Audit the Vote PA, which has spread rumors about election conspiracies and sided with Mastriano, will pay back the $50 filing fee when it is possible to do so. Karen Taylor, who helped start the group Audit the Vote, filed her petition for a recount.
The deleted Facebook post asked people to send Mastriano’s campaign an email to get forms. The campaign for Mastriano didn’t answer questions.
In Bucks County, a group called “Right for Bucks” and “Audit the Vote” put on a virtual event to get people interested in an “election challenge.” Later, it put online templates for recall petitions.
Most local GOP officials have kept quiet about the effort to have the election counted again because they think it is a crazy idea. The GOP committee in Berks County backs the effort.
Clay Breece, the head of the party, said in a statement that no one says the 2022 election was stolen. “We want a court order to get into the ballot boxes so we can count the paper ballots by hand to make sure the machines are working right.”
Officials and experts say that the most persistent and sneaky attacks on Pennsylvania’s voting system are ones that try to make it more open. When put together, requests for recounts and audits can be too much for election officials to handle.
One official said that requests for public records are like a “denial-of-service” attack, which is when a lot of people visit a website at once. Election officials say that the flood of requests to re-count votes is the latest front.
Dasher said it’s a good way to avoid being responsible and making trouble for county governments. Local election officials have counted the votes, checked their work, and fixed any mistakes.
They have also counted a sample of ballots, as required by state law, and are now doing a statewide “risk-limiting audit,” which is the best way to make sure election results are correct.
Most requests to do a recount are still being heard in county courts.
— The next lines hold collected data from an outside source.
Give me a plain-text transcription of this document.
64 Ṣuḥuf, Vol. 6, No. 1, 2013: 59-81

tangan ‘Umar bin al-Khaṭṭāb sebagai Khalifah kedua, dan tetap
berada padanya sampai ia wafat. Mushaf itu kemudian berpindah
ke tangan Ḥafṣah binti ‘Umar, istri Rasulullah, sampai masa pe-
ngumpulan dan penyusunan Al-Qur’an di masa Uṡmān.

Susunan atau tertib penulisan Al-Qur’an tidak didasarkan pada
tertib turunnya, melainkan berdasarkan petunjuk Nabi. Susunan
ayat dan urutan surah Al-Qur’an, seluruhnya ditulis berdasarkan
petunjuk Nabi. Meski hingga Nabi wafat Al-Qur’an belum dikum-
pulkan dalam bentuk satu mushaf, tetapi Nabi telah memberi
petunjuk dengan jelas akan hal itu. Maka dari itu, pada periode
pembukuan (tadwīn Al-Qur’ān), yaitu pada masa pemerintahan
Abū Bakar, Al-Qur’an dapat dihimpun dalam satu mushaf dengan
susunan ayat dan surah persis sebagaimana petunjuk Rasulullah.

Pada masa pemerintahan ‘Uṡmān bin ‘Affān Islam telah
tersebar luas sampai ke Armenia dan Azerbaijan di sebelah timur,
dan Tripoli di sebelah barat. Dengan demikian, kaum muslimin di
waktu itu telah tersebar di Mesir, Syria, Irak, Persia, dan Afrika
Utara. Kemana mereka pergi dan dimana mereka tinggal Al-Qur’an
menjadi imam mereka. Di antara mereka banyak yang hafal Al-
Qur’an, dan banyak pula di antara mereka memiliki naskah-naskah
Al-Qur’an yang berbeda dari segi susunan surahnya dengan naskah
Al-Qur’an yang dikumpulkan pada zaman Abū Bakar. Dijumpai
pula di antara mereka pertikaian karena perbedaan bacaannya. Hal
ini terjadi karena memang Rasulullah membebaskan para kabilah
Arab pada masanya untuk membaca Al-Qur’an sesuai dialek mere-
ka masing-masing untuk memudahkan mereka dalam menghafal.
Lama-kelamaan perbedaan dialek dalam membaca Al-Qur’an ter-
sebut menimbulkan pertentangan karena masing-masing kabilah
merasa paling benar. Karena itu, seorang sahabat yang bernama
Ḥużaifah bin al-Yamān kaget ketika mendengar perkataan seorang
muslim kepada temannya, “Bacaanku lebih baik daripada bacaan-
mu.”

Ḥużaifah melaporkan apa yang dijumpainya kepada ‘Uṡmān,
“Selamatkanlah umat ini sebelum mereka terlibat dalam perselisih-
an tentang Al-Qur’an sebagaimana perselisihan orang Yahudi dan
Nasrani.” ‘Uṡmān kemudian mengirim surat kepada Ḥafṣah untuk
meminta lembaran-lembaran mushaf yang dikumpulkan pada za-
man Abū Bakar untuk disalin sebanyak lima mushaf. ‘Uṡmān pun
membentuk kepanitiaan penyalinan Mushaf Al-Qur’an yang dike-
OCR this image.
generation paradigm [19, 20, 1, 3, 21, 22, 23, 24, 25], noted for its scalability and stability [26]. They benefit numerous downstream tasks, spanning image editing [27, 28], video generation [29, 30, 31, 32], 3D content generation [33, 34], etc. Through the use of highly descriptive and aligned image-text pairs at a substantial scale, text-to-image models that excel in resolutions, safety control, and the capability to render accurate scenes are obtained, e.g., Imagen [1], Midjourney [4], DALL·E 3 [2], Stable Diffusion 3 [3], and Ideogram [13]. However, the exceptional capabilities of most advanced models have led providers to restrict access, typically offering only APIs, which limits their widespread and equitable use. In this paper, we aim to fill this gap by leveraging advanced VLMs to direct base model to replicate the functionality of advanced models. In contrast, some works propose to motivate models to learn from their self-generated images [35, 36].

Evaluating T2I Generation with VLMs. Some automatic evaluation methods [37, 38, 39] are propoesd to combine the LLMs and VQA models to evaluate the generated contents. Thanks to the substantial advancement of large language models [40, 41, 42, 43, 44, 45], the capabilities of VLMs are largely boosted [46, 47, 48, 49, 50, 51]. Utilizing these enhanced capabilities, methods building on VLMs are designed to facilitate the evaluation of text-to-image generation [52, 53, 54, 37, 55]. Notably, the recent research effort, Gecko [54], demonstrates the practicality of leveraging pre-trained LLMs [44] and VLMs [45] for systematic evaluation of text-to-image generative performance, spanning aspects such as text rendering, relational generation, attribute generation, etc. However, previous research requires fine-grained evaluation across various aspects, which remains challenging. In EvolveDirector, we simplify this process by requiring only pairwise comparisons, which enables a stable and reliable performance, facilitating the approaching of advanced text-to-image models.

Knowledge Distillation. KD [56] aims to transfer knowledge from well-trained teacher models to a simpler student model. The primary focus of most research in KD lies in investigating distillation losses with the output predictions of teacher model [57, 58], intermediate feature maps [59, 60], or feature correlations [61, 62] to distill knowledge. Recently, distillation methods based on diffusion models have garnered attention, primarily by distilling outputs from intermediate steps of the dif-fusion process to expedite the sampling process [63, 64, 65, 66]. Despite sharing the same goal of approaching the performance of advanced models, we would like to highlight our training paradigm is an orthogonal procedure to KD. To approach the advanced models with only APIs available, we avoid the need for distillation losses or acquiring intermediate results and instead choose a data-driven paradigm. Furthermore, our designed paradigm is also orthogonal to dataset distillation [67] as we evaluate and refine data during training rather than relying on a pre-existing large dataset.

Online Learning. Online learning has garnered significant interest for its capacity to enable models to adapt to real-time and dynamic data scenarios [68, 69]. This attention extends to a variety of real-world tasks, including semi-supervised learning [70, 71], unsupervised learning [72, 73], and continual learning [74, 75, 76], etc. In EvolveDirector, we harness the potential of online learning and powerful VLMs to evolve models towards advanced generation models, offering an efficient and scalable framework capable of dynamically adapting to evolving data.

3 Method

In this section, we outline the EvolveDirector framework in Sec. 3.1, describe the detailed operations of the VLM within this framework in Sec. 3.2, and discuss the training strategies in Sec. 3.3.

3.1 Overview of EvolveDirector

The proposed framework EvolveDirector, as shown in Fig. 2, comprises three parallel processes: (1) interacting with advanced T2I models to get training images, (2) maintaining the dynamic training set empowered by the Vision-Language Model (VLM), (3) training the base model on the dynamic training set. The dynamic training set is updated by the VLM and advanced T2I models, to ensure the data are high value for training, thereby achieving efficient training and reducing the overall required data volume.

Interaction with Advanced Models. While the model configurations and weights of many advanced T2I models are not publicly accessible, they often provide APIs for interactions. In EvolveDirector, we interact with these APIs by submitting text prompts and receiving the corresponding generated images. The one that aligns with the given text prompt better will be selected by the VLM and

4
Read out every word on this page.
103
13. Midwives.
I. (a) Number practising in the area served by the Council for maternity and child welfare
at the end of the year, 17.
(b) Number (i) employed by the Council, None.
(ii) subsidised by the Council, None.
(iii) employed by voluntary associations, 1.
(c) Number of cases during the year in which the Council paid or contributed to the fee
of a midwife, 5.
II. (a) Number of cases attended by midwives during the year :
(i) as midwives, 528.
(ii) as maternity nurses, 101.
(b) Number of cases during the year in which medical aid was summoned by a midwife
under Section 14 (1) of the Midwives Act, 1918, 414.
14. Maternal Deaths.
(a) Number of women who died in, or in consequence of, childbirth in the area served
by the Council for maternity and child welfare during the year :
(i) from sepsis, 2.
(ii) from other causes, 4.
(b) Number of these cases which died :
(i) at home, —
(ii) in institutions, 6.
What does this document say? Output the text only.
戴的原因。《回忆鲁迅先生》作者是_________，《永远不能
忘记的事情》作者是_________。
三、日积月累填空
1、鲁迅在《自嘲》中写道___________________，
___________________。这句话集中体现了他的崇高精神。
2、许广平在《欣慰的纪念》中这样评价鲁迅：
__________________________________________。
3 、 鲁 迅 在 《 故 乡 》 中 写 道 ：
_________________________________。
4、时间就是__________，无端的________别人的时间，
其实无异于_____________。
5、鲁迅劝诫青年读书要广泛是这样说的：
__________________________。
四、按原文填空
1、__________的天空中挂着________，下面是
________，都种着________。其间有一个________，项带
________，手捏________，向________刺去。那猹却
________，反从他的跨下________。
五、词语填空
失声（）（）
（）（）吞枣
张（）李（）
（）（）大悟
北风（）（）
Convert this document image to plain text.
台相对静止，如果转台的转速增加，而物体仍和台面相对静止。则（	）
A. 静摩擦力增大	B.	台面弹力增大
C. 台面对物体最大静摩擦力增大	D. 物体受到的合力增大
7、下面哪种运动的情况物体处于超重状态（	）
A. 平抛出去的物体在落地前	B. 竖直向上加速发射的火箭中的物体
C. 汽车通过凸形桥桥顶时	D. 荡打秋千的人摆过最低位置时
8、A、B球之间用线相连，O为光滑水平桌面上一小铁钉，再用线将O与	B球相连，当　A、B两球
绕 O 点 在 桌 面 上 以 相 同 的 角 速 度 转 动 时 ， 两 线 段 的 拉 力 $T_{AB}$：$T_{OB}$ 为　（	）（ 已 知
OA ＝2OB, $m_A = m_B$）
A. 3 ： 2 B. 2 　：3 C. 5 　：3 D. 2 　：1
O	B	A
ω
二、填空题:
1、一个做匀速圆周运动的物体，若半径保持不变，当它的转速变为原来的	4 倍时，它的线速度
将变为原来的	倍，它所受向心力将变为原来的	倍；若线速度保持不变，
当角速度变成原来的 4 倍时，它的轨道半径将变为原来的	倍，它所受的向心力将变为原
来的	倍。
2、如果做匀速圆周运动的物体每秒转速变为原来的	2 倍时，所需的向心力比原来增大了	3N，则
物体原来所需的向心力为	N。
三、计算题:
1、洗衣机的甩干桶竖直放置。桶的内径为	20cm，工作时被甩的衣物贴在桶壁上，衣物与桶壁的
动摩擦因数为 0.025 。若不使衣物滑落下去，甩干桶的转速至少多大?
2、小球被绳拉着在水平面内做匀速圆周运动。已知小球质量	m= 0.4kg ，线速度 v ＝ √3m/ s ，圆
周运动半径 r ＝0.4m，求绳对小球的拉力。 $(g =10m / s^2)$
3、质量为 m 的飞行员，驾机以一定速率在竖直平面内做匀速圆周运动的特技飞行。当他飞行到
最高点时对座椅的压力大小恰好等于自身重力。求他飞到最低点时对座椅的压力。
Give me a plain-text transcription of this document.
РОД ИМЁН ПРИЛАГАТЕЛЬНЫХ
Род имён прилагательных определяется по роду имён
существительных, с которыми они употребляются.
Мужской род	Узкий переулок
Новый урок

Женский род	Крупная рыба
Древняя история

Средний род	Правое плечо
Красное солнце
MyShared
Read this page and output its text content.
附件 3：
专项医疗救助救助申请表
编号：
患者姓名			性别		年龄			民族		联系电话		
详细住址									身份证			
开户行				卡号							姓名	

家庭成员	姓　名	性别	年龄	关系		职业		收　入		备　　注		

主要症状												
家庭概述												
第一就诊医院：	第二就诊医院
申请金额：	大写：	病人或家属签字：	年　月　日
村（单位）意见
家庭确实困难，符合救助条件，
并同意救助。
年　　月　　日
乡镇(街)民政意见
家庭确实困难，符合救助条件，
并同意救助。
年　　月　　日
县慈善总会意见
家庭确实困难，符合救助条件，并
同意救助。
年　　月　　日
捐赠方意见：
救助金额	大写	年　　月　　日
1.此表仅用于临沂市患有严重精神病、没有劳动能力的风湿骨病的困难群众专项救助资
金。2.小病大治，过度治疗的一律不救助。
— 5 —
A few cases that went to court turned out well. On Wednesday, a judge in Butler County, H. William White III, denied several requests to recount the votes.
Three of the petitions were filed by poll workers who signed off on the results from their polling place days before filing petitions for a recount claiming “fraud or error” that was not defined. Monday’s decision in Forest County could mean that petitions all over the state will be denied.
Judge Maureen A. Skerda threw out two petitions because of a law that says people who want a recount must show proof of fraud or error or file petitions in every precinct where the election took place. In every precinct, petitions for the governor’s race must be filed, even if there are no specific charges of fraud.
Five days after the election, Mastriano admitted that he had lost by about 15%.
“We’re a long way outside the margin of error,” said Republican Northumberland County Clerk Nathan Savidge. “These are pointless requests from people who can’t accept election results.” Shapiro beat Mastriano very badly.